И точно ль он любим? - ах, эта мысль жестока!..
Кипит отмщеньем дух, И меч в руке моей мутит струи потока.
1817
 
 
ЛОГИКА ПЬЯНОГО
Под вечерок Хрунов из кабачка Совы,
Бог ведает куда, по стенке пробирался;
Шел, шел и рухнулся. Народ расхохотался.
Чему бы, кажется? Но люди таковы!
Однако ж кто-то из толпы -
Почтенный человек! - помог ему подняться
И говорит: "Дружок, чтоб впредь не спотыкаться,
Тебе не надо пить..." -
"Эх, братец! все не то: не надо мне ходить!"
1817
 
 
НА МОНУМЕНТ ПОЖАРСКОГО
Так правосудная Россия награждает!
О зависть, содрогнись, сколь бренен твой оплот!
Пожарский оживает -
Смоленский оживет!
1817
 
 
НЕВЕРНОЙ
Неужто думаете вы,
Что я слезами обливаюсь,
Как бешеный кричу: увы!
И от измены изменяюсь?
Я тот же атеист в любви,
Как был и буду, уверяю;
И чем рвать волосы свои,
Я ваши - к вам же отсылаю.
А чтоб впоследствии не быть
Перед наследником в ответе,
Все ваши клятвы: век любить -
Ему послал по эстафете.
Простите!

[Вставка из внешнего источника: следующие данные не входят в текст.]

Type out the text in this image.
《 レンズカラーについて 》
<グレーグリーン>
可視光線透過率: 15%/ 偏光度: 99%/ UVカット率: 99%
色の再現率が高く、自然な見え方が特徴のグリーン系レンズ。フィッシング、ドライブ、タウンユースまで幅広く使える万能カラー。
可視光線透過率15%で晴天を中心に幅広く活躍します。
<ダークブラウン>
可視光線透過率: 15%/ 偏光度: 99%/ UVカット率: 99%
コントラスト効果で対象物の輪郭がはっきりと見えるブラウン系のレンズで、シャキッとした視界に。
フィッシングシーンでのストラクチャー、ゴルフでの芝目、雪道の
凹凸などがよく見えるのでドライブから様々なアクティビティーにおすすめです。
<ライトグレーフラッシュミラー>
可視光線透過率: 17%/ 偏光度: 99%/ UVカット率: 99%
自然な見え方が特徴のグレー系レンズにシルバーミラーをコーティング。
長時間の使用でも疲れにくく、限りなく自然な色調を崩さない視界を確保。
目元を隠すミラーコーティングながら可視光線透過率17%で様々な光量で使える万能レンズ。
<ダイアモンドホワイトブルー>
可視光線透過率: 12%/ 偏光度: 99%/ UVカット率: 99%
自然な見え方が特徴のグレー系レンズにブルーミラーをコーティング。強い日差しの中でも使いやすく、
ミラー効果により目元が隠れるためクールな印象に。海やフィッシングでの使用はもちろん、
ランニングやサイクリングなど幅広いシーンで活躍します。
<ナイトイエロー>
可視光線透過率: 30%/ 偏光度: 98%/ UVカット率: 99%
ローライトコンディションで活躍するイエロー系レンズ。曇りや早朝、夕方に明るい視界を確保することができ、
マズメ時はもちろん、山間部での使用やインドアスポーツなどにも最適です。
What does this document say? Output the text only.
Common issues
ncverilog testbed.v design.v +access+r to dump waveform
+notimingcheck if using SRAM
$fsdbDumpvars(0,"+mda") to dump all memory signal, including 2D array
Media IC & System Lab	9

Право, виноват!
Но если б знали, как я рад
Моей отставке благодатной!
Теперь спокойно ночи сплю,
Спокойно ем, спокойно пью
И посреди собратьи ратной
Вновь славу и вино пою.
Чем чахнуть от любви унылой,
Ах, что здоровей может быть,
Как подписать отставку милой
Или отставку получить!
1817
 
 
ПЕСНЯ СТАРОГО ГУСАРА
Где друзья минувших лет,
Где гусары коренные,
Председатели бесед,
Собутыльники седые?
Деды, помню вас и я,
Испивающих ковшами
И сидящих вкруг огня
С красно-сизыми носами!
На затылке кивера
Доломаны до колена,
Сабли, ташки у бедра,
И диваном - кипа сена.
Трубки черные в зубах;
Все безмолвны, дым гуляет
На закрученных висках
И усы перебегает.
Ни полслова... Дым столбом...
Ни полслова... Все мертвецки
Пьют и, преклонясь челом,
Засыпают молодецки.
Но едва проглянет день,
Каждый по полю порхает;
Кивер зверски набекрень,
Ментик с вихрями играет.
Конь кипит под седоком,
Сабля свищет, враг валится.
Бой умолк, и вечерком
Снова ковшик шевелится.
А теперь что вижу? -
Страх! И гусары в модном свете,
В вицмундирах, в башмаках,
Вальсируют на паркете!
Говорят, умней они...
Но что слышим от любого?
Жомини да Жомини!*
А об водке - ни полслова!
Где друзья минувших лет,
Где гусары коренные,
Председатели бесед,
Собутыльники седые?
1817
* Жомини Антуан Анри (1779-1869) - военный теоретик и историк. - Прим. ред.
 
 
ЭЛЕГИЯ VII
Нет! полно пробегать с улыбкою любви
Перстами легкими цевницу золотую:
Пускай другой поет и радости свои,
И жизни счастливой подругу дорогую...
Я одинок - как цвет степей,
Когда, колеблемый грозой освирепелой,
Он клонится к земле главой осиротелой
И блекнет средь цветущих дней!
О боги, мне ль сносить измену надлежало!
Как я любил! - В те красные лета,
Когда к рассеянью все сердце увлекало,
Везде одна мечта,
Одно желание меня одушевляло.
Все чувство бытия лишь ей принадлежало!
О Лиза! сколько раз на Марсовых полях,
Среди грозы боев я, презирая страх,
С воспламененною душою
Тебя, как Бога, призывал
И в пыл сраженья мчал
Крылатые полки железною стеною!..
Кто понуждал меня, скажи,
От жизни радостной на жадну смерть стремиться?
Одно, одно мечтание души,
Что славы луч моей на милой отразится,
Что, может быть, венок, приобретенный мной
В боях мечом нетерпеливым,
Покроет лавром горделивым
Чело стыдливое подруги молодой!
Не я ли, вдохновен, касался струн согласных
И пел прекрасную!.. Еще Москва полна
Моих, в стихах, восторгов страстных;
И если ты еще толпой окружена
Соперниц, завистью смущенных,
И милых юношей, любовью упоенных, -
Неблагодарная! не мне ль одолжена
Ты торжеством своим?.. Пусть пламень пожирает,
Пусть шумная волна навеки поглощает
Стихи, которыми я Лизу прославлял!..
Но нет! Изменницу весь мир давно узнал, -
Бессмертие ее уделом остается:
Забудут, что покой я ею потерял,
И до конца веков, средь плесков и похвал,
Неверной имя пронесется!
А я? - Мой жребий: пасть в боях
Мечом победы пораженным:
И, может быть, врагом влеченным на полях,
Чертить кремнистый путь челом окровавленным...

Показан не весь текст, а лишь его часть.